Brian Handwerk
Reserves of oil and gas, like the puddle of Venezuelan crude seen above, are made from the remains of plants and animals buried just a few miles below Earth's surface.
By mimicking the extreme conditions found much deeper, inside Earth's mantle, scientists have created the chains of carbon and hydrogen that make up so-called fossil fuels—without the fossils.
Photograph by Rebecca Hale
The study addresses the controversial view, first proposed by Soviet geologists in the 1950s, that deep Earth holds reserves of oil made from just minerals and water.
Some scientists have even suggested that material from these deeper reservoirs occasionally migrates to the surface and may help to replenish known oil fields.
Henry Scott, of Indiana University South Bend, was part of a 2004 team that made inorganic methane from marble under simulated "deep Earth" conditions.

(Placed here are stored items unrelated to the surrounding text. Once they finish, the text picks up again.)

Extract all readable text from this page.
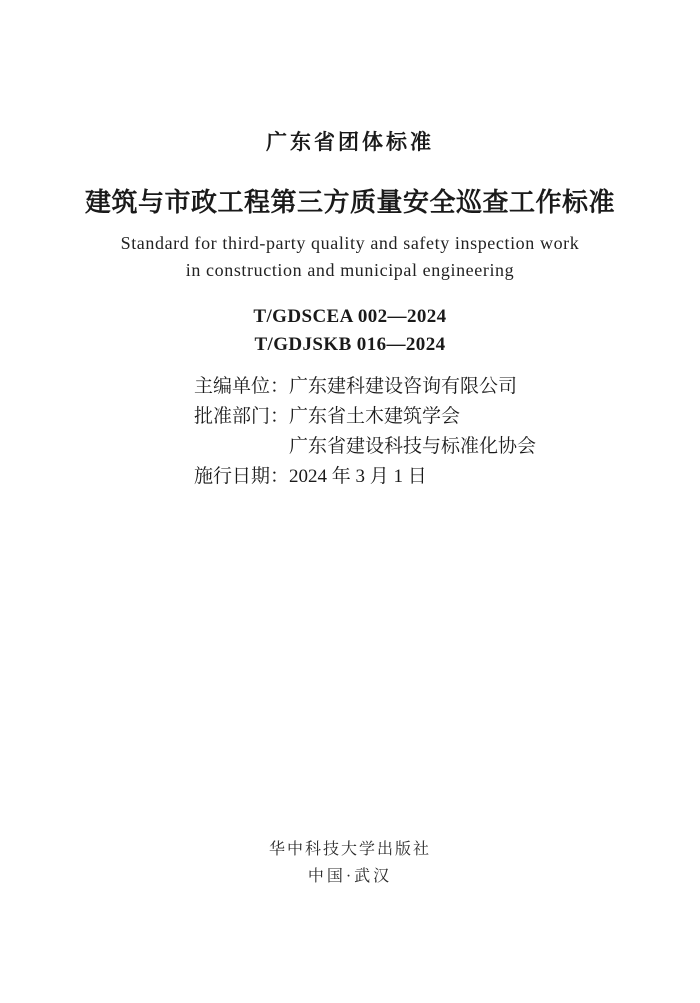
广东省团体标准
建筑与市政工程第三方质量安全巡查工作标准
Standard for third-party quality and safety inspection work
in construction and municipal engineering
T/GDSCEA 002—2024
T/GDJSKB 016—2024
主编单位： 广东建科建设咨询有限公司
批准部门： 广东省土木建筑学会
广东省建设科技与标准化协会
施行日期： 2024 年 3 月 1 日
华中科技大学出版社
中国·武汉
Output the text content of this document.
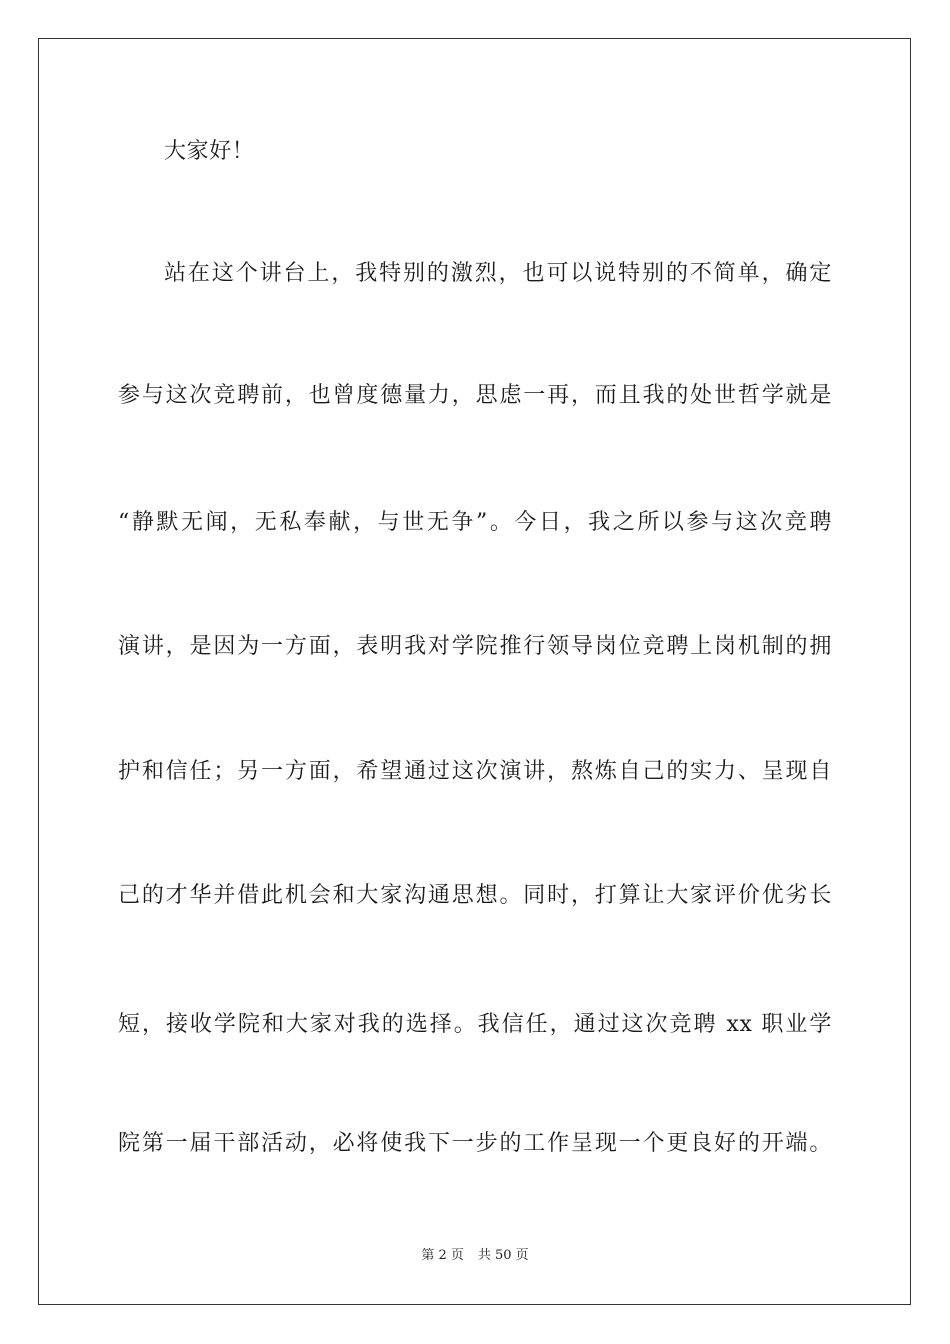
大家好！
站在这个讲台上，我特别的激烈，也可以说特别的不简单，确定
参与这次竞聘前，也曾度德量力，思虑一再，而且我的处世哲学就是
“静默无闻，无私奉献，与世无争”。今日，我之所以参与这次竞聘
演讲，是因为一方面，表明我对学院推行领导岗位竞聘上岗机制的拥
护和信任；另一方面，希望通过这次演讲，熬炼自己的实力、呈现自
己的才华并借此机会和大家沟通思想。同时，打算让大家评价优劣长
短，接收学院和大家对我的选择。我信任，通过这次竞聘 xx 职业学
院第一届干部活动，必将使我下一步的工作呈现一个更良好的开端。
第 2 页 共 50 页
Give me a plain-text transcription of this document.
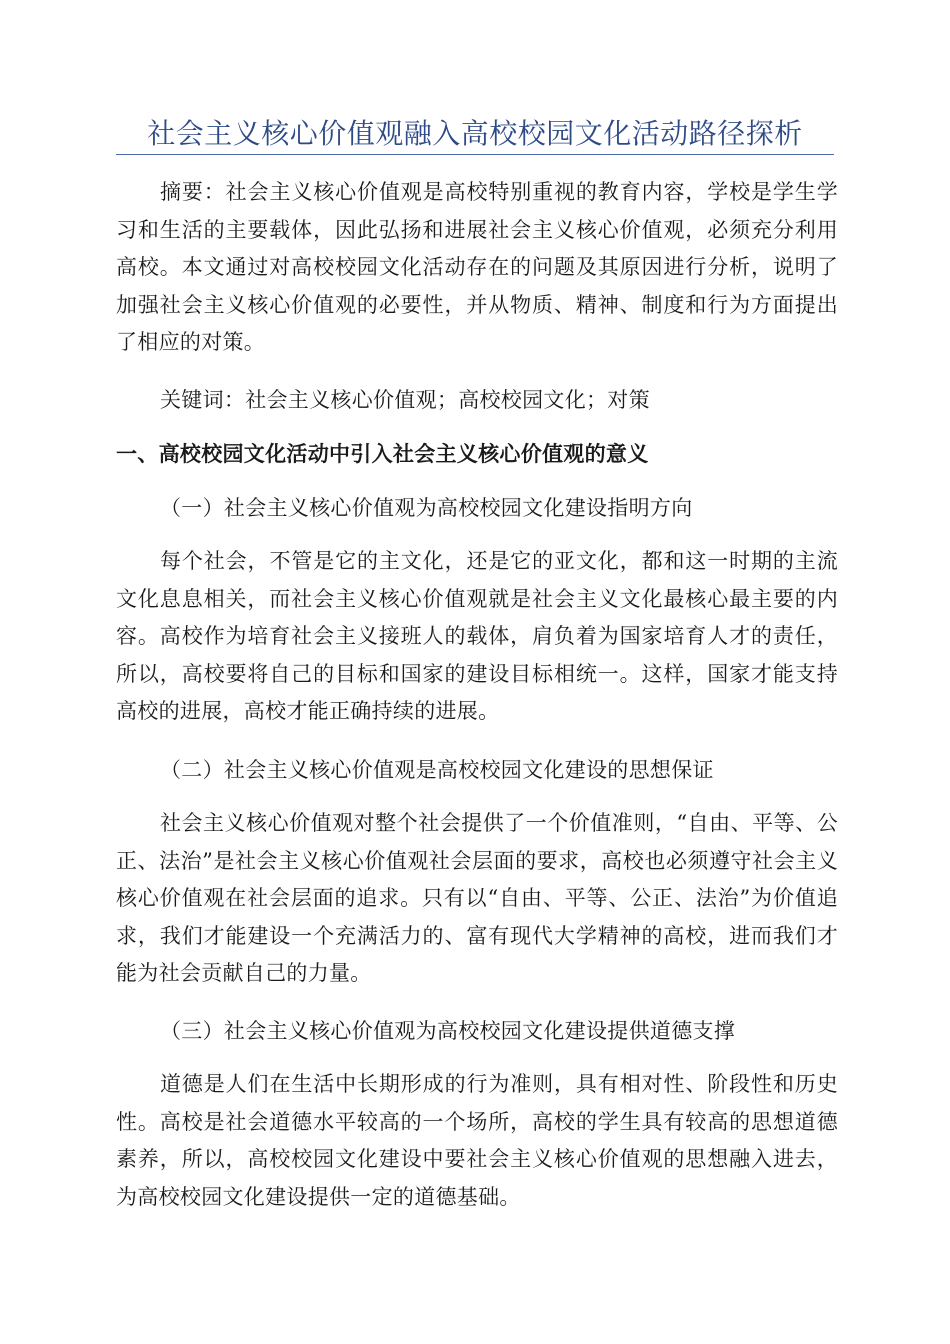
社会主义核心价值观融入高校校园文化活动路径探析
摘要：社会主义核心价值观是高校特别重视的教育内容，学校是学生学习和生活的主要载体，因此弘扬和进展社会主义核心价值观，必须充分利用高校。本文通过对高校校园文化活动存在的问题及其原因进行分析，说明了加强社会主义核心价值观的必要性，并从物质、精神、制度和行为方面提出了相应的对策。
关键词：社会主义核心价值观；高校校园文化；对策
一、高校校园文化活动中引入社会主义核心价值观的意义
（一）社会主义核心价值观为高校校园文化建设指明方向
每个社会，不管是它的主文化，还是它的亚文化，都和这一时期的主流文化息息相关，而社会主义核心价值观就是社会主义文化最核心最主要的内容。高校作为培育社会主义接班人的载体，肩负着为国家培育人才的责任，所以，高校要将自己的目标和国家的建设目标相统一。这样，国家才能支持高校的进展，高校才能正确持续的进展。
（二）社会主义核心价值观是高校校园文化建设的思想保证
社会主义核心价值观对整个社会提供了一个价值准则，“自由、平等、公正、法治”是社会主义核心价值观社会层面的要求，高校也必须遵守社会主义核心价值观在社会层面的追求。只有以“自由、平等、公正、法治”为价值追求，我们才能建设一个充满活力的、富有现代大学精神的高校，进而我们才能为社会贡献自己的力量。
（三）社会主义核心价值观为高校校园文化建设提供道德支撑
道德是人们在生活中长期形成的行为准则，具有相对性、阶段性和历史性。高校是社会道德水平较高的一个场所，高校的学生具有较高的思想道德素养，所以，高校校园文化建设中要社会主义核心价值观的思想融入进去，为高校校园文化建设提供一定的道德基础。
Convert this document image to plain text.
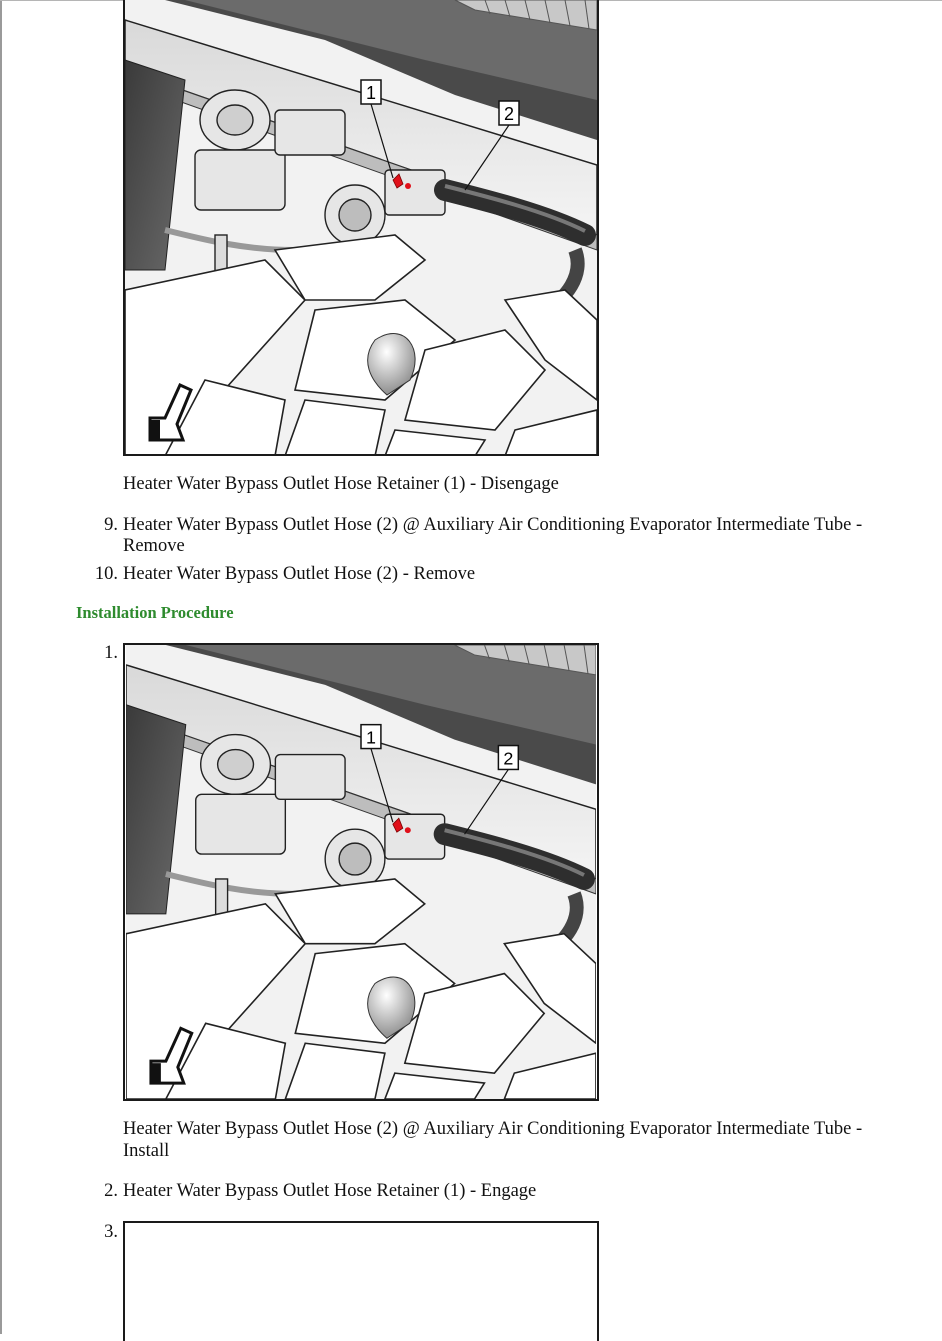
1
2
Heater Water Bypass Outlet Hose Retainer (1) - Disengage
9. Heater Water Bypass Outlet Hose (2) @ Auxiliary Air Conditioning Evaporator Intermediate Tube -
Remove
10. Heater Water Bypass Outlet Hose (2) - Remove
Installation Procedure
1.
1
2
Heater Water Bypass Outlet Hose (2) @ Auxiliary Air Conditioning Evaporator Intermediate Tube -
Install
2. Heater Water Bypass Outlet Hose Retainer (1) - Engage
3.
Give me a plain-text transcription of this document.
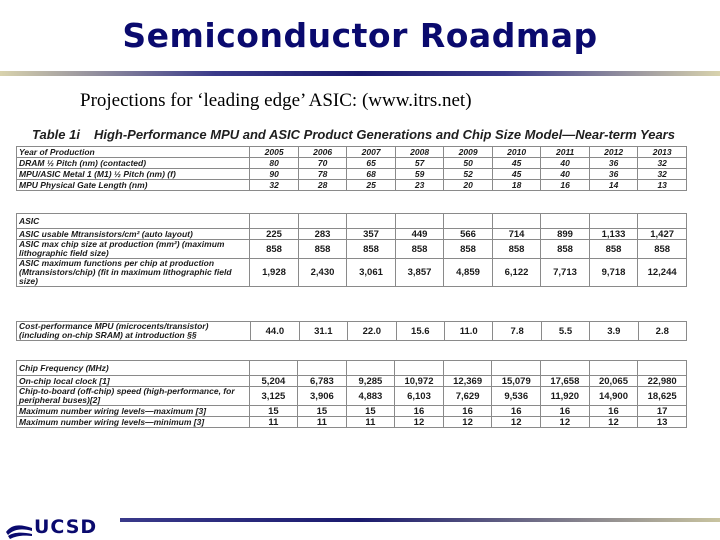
Semiconductor Roadmap
Projections for ‘leading edge’ ASIC: (www.itrs.net)
Table 1i High-Performance MPU and ASIC Product Generations and Chip Size Model—Near-term Years
Year of Production	2005	2006	2007	2008	2009	2010	2011	2012	2013
DRAM ½ Pitch (nm) (contacted)	80	70	65	57	50	45	40	36	32
MPU/ASIC Metal 1 (M1) ½ Pitch (nm) (f)	90	78	68	59	52	45	40	36	32
MPU Physical Gate Length (nm)	32	28	25	23	20	18	16	14	13
ASIC									
ASIC usable Mtransistors/cm² (auto layout)	225	283	357	449	566	714	899	1,133	1,427
ASIC max chip size at production (mm²) (maximum lithographic field size)	858	858	858	858	858	858	858	858	858
ASIC maximum functions per chip at production (Mtransistors/chip) (fit in maximum lithographic field size)	1,928	2,430	3,061	3,857	4,859	6,122	7,713	9,718	12,244
Cost-performance MPU (microcents/transistor) (including on-chip SRAM) at introduction §§	44.0	31.1	22.0	15.6	11.0	7.8	5.5	3.9	2.8
Chip Frequency (MHz)									
On-chip local clock [1]	5,204	6,783	9,285	10,972	12,369	15,079	17,658	20,065	22,980
Chip-to-board (off-chip) speed (high-performance, for peripheral buses)[2]	3,125	3,906	4,883	6,103	7,629	9,536	11,920	14,900	18,625
Maximum number wiring levels—maximum [3]	15	15	15	16	16	16	16	16	17
Maximum number wiring levels—minimum [3]	11	11	11	12	12	12	12	12	13
UCSD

Production of heavier hydrocarbons from methane is a "big step forward," said Scott, who was not part of the new study.
The work makes it seem increasingly likely that some abotic hydrocarbons can form in the deep Earth.
However, he cautioned, there is little to suggest that commercially important amounts of oil, gas, and other hydrocarbons have fossil-free origins.
"There is simply an overwhelming body of evidence suggesting [commercial deposits] form from the decay of once-living things," he said.